Asier Vallejo Ugarte

Palacio Euskalduna. 20-XI-2014. Temporada de la BOS. Juilliard String Quartet, cuarteto de cuerda. Sinfónica de Bilbao. Director: Erik Nielsen. Obras de Martinu, Elgar y Dvorák.

Martinu compuso La Bagarre (1926) al poco de su llegada a París, lo que se nota en la amalgama de influencias que en ella se pueden adivinar desde la energía rítmica de Stravinski hasta una poética que dirige su mirada al jazz. Para interpretar la obra, que desarrolla una imparable oleada sonora que se adereza con feroces infracciones armónicas, como si hablase de una suerte de tonalidad contraria a la tonalidad tradicional, Erik Nielsen sacó los mejores metales de una BOS pulida como un diamante, ¡qué buena vasalla cuando hay buen señor!
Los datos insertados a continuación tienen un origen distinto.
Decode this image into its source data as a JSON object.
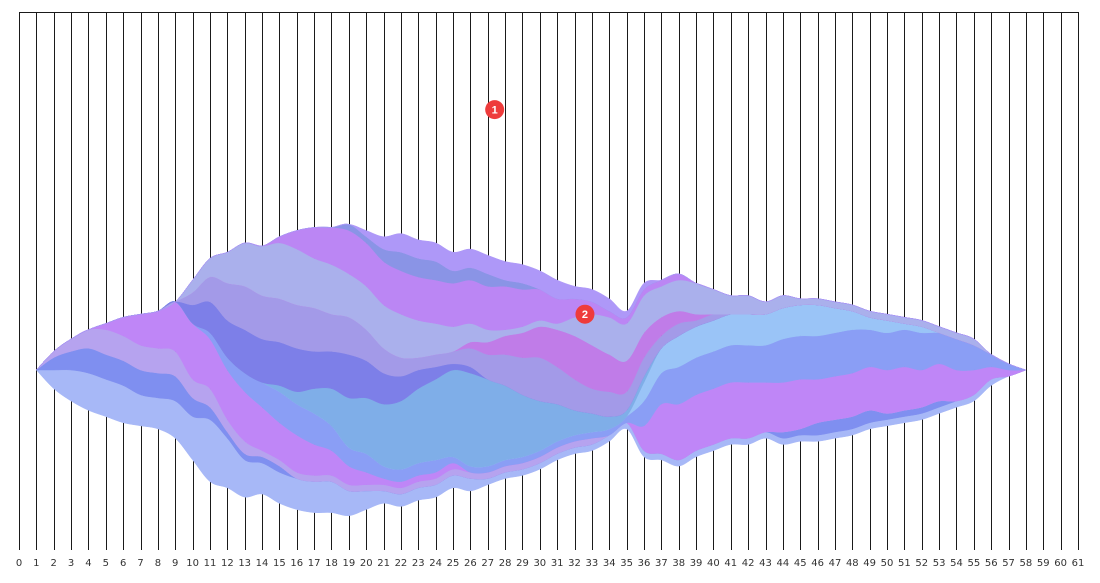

De esta gala se pudo recibir como se merece al mítico Juilliard String Quartet, que camina con paso firme hacia las siete décadas de historia. Durante un tiempo el Juilliard fue conocido por su estilo colérico e impetuoso, un estilo que marcó una época en los cuartetos más importantes del siglo XX, pero sus actuales miembros van abriendo el camino hacia una personalidad más amable. Dio la impresión de que la Introducción y Allegro para cuarteto y orquesta, op. 47 (1905) de Elgar, donde la escritura para las cuatro cuerdas se imbrica con total armonía en el entramado sinfónico, no se pudo tocar con mayor naturalidad, elegancia e incandescencia, de igual forma que en el Concierto para cuarteto y orquesta, H. 207 (1932) de Martinu afloraron a toda luz las raíces líricas propias de un viaje al barroco italiano que atraviesa toda la tradición romántica.

La Octava (1889) de Dvorák, sin gozar de la popularidad de la Novena, tiene una presencia casi masiva en las salas de conciertos, pero es de esas obras felices y de cielo abierto que, por sus melodías luminosas, sus colores vivos, sus brisas populares y sus tonalidades diáfanas, no saturan lo más mínimo. Hay en ella cantos aventados que dan aire a la música y Nielsen, frente a una BOS tremendamente estimulada, los supo prender con iguales dosis de clase y bravura, potenciando una direccionalidad que labró gradaciones monumentales e instantes de una serenidad profunda.